At a campaign event earlier this month at a hilly neighborhood on Tijuana’s inland outskirts, people of all ages – and one stray dog – gathered around an SUV carrying Julián Leyzaola, the city’s former police chief who’s now running for mayor. He’s promising more safety and less corruption to a city that is yearning for both.
“If you don’t want to vote for me, don’t. But it’s important that you go out and vote,” Leyzaola told the small crowd.
Persuading people to vote is tough in Tijuana, where turnouts are usually low. The election is June 5. A victory for Leyzaola would be noteworthy for several reasons.
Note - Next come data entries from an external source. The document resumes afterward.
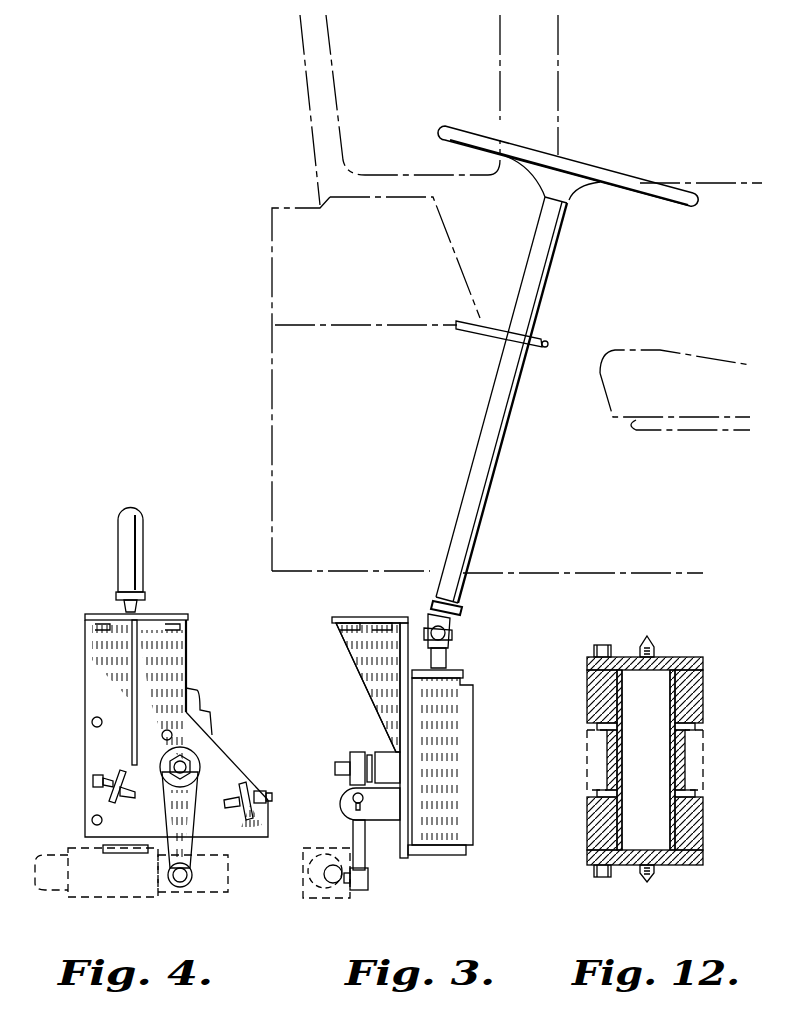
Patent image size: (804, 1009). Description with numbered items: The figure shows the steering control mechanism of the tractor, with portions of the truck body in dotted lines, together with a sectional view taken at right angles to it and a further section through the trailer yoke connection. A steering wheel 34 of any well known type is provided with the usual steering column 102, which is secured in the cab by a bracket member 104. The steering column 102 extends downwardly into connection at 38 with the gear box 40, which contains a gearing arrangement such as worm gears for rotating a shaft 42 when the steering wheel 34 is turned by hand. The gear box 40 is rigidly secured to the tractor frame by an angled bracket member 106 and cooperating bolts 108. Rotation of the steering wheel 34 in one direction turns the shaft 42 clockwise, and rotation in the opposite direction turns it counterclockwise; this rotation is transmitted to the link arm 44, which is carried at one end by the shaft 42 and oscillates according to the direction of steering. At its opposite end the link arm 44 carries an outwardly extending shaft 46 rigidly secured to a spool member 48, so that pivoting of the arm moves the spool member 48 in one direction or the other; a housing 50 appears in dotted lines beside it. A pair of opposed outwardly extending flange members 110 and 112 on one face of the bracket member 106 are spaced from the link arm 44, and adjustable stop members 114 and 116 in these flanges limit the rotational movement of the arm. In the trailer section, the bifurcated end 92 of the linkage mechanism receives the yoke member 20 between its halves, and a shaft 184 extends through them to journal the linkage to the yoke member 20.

In FIG. 3, the steering wheel 34 is at (588, 172).
In FIG. 3, the steering column 102 is at (503, 458).
In FIG. 3, the bracket member 104 is at (538, 341).
In FIG. 3, the connection 38 is at (449, 633).
In FIG. 3, the angled bracket member 106 is at (377, 617).
In FIG. 4, the angled bracket member 106 is at (186, 658).
In FIG. 3, the bolts 108 is at (340, 632).
In FIG. 3, the gear box 40 is at (463, 716).
In FIG. 3, the shaft 42 is at (370, 757).
In FIG. 3, the flange member 110 is at (378, 818).
In FIG. 4, the flange member 110 is at (247, 796).
In FIG. 3, the shaft 46 is at (350, 890).
In FIG. 3, the spool member 48 is at (320, 854).
In FIG. 4, the spool member 48 is at (215, 876).
In FIG. 3, the housing (phantom) 50 is at (312, 895).
In FIG. 4, the housing (phantom) 50 is at (134, 885).
In FIG. 4, the link arm 44 is at (185, 800).
In FIG. 4, the flange member 112 is at (112, 790).
In FIG. 4, the adjustable stop member 116 is at (93, 780).
In FIG. 4, the adjustable stop member 114 is at (268, 798).
In FIG. 12, the shaft 184 is at (657, 692).
In FIG. 12, the end 92 is at (704, 700).
In FIG. 12, the yoke member 20 is at (695, 768).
Here are three things to know about him.
He’s infamously tough on crime.
If there’s one thing Leyzaola is known for, it’s the allegedly ruthless methods he used during tenures as police chief in Tijuana and Ciudad Juárez to fight drug trafficking, crime and corruption.
A 2010 New Yorker profile probed claims of extrajudicial methods he used to quell corruption among police ranks. Police officers said they lost jobs, were locked up without trials and forced, under torture, to reveal the names of bad cops.
In 2011, Human Rights Watch issued a report that detailed Leyzaola’s alleged abuses. It included praise from the then-mayor of Ciudad Juarez, who said he was aware of the torture claims, but not hung up on them.